L’Union des forces du changement a tenu son assemblée générale hebdomadaire le samedi 20 mai dernier, sous la présidence de son  leader. Dans son discours de circonstance, Aboubacar Sylla a abordé des sujets qui dominent l’actualité, dont la subvention du chef de file de l’opposition et le manque des moyens de transports publics. Par ailleurs le président de l’UFC est intervenu sur la cherté des prix à l’approche du mois de ramadan.

C’est devenu une tradition, en Guinée à l’approche du mois de ramadan les prix augmentent sur les marchés. Cette situation ne laisse pas indifférent le président de l’UFC. Aboubacar Sylla après avoir fustigé l’inertie de l’Etat, appelle les commerçants à la stabilité des prix. « On n’a pas d’Etat, on a un Etat qui a abandonné les citoyens entre les mains des commerçants, des propriétaires des logements, des transporteurs. Chacun fait ce qu’il veut dans son secteur. Mais nous demandons aux commerçants d’être des bons musulmans. Si ce n’est pas un mois où il faut diminuer les prix, ça ne doit pas être un mois où il faut les augmenter. C’est un mois de pénitence, de sacrifice, un mois où on doit faire du bien dans l’espoir de pouvoir récupérer dans l’au-delà», prêche le président de l’UFC.

Poursuivant son allocution, le président de l’UFC a dénoncé le gaspillage économique et l’insouciance des dirigeants des conditions de vie de la population. Parlant du secteur des transports, Aboubacar Sylla indique : « nous sommes dans un pays où il n’y a même pas de transport public. Parce que ce n’est pas un souci du gouvernement. Un 4X4 qu’on donne aux ministres, aux directeurs, aux secrétaires généraux, chaque 4X4 peut acheter au moins 2 à 3 bus.
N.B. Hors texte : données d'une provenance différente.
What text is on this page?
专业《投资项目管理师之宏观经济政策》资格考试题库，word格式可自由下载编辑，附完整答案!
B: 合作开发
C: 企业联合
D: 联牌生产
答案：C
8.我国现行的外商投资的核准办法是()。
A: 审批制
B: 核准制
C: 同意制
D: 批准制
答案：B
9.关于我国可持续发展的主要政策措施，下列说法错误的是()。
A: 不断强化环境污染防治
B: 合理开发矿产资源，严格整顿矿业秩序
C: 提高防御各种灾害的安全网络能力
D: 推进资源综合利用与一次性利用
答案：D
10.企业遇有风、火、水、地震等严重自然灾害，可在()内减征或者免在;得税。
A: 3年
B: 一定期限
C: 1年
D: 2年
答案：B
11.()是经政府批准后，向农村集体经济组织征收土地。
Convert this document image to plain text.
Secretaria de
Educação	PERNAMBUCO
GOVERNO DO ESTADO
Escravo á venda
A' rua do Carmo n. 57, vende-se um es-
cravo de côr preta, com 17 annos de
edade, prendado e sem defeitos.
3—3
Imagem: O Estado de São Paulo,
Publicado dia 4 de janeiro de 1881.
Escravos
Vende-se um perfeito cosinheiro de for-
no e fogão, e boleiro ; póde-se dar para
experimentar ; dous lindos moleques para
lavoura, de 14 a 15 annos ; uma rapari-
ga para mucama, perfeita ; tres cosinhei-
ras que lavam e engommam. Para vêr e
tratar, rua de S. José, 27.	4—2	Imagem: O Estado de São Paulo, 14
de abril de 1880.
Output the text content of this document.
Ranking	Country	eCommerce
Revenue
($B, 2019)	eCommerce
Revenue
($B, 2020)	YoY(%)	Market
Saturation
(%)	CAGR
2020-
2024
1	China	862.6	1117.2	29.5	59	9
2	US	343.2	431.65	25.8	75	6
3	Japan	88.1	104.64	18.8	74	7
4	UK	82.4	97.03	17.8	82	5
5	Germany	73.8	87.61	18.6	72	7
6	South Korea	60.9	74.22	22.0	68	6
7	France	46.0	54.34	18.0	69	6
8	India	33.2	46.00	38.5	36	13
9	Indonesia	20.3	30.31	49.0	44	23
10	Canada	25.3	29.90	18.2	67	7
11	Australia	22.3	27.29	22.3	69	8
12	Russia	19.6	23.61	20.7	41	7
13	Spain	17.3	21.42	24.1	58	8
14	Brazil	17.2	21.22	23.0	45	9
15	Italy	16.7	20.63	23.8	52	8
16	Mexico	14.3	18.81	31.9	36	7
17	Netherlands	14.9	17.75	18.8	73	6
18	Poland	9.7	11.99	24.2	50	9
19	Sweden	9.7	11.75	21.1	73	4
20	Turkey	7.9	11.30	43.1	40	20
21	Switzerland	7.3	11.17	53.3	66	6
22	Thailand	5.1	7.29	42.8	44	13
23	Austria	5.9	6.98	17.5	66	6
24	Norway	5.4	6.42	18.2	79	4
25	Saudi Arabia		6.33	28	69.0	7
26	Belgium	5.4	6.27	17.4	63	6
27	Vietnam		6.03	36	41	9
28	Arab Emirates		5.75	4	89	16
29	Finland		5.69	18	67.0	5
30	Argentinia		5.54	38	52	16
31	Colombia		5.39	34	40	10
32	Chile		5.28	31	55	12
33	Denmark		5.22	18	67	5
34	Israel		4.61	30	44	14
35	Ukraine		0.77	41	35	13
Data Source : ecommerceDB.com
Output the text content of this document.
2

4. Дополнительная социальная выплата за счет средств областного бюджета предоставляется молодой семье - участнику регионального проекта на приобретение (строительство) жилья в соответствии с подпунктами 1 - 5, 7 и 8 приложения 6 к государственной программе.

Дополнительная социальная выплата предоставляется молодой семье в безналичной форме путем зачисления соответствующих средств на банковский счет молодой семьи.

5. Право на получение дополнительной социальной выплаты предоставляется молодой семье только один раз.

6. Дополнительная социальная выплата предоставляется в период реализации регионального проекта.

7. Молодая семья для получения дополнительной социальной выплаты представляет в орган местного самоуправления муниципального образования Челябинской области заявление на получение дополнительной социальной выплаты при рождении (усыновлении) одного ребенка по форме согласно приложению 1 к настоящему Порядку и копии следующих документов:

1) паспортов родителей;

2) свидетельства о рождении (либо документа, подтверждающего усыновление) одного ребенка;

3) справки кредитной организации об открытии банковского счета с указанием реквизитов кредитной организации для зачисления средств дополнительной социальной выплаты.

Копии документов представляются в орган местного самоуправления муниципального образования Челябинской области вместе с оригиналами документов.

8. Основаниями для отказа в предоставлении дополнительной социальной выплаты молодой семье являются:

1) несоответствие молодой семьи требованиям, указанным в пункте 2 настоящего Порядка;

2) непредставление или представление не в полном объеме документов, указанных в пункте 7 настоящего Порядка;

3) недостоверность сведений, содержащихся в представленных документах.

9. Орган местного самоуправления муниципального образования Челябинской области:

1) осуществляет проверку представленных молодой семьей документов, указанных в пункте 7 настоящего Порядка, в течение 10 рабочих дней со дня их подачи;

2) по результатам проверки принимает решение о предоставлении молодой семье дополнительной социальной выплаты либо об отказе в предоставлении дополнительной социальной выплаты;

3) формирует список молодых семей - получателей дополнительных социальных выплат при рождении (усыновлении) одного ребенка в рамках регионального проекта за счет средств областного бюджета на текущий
Le gouvernement guinéen avec un montant maximum de 20 millions de dollars, peut inonder tout Conakry en bus. Parce qu’avec 20 millions de dollars on peut avoir prêt de 200 bus qui peuvent donc, résoudre le problème de bus à Conakry», a-t-il souligné. Cependant, selon le leader de l’UFC « on préfère passer des marchés gré à gré de 40 millions dollars usd, surfacturant des particuliers. Je vous donne un exemple, la réfection de la route Sonfonia-Kagbelen qui est actuellement en cours, c’est un marché gré à gré de plus de 40 millions de dollars sortis des caisses de l’Etat, en surfacturation», a-t-il déploré.

Cette assemblée générale a aussi été marquée par la sortie du président de l’UFC sur la subvention accordée au chef de file de l’opposition. Face à ses militants, Aboubacar Sylla a prôné l’unité de l’opposition. Pour lui, ce débat est une manœuvre du camp d’en face en vue de déstabiliser l’opposition. « Ne vous inquiétez pas pour cela. Nous de l’opposition, nous n’en faisons pas un problème. Mais c’est ceux qui ne sont pas de l’opposition qui en parlent, qui veulent présenter l’opposition comme une opposition qui est prête à se discuter sur cette petite subvention qui est allouée par l’Etat au chef de file de l’opposition. Nous leur disons qu’ils perdent leur temps. Il ne sera jamais dit qu’un jour l’opposition guinéenne a implosé, elle s’est déchirée pour une question d’argent», a-t-il promis.

« Dès le retour du chef de file de l’opposition, nous allons nous retrouver, ressouder encore les rangs, tendre la main à certains de l’opposition qui ne sont pas encore au sein de l’opposition républicaine ou qui l’ont quitté pour qu’on puisse nous regrouper, être plus nombreux, plus forts, pour faire face au défi du développement, de la démocratie», a-t-il conclu.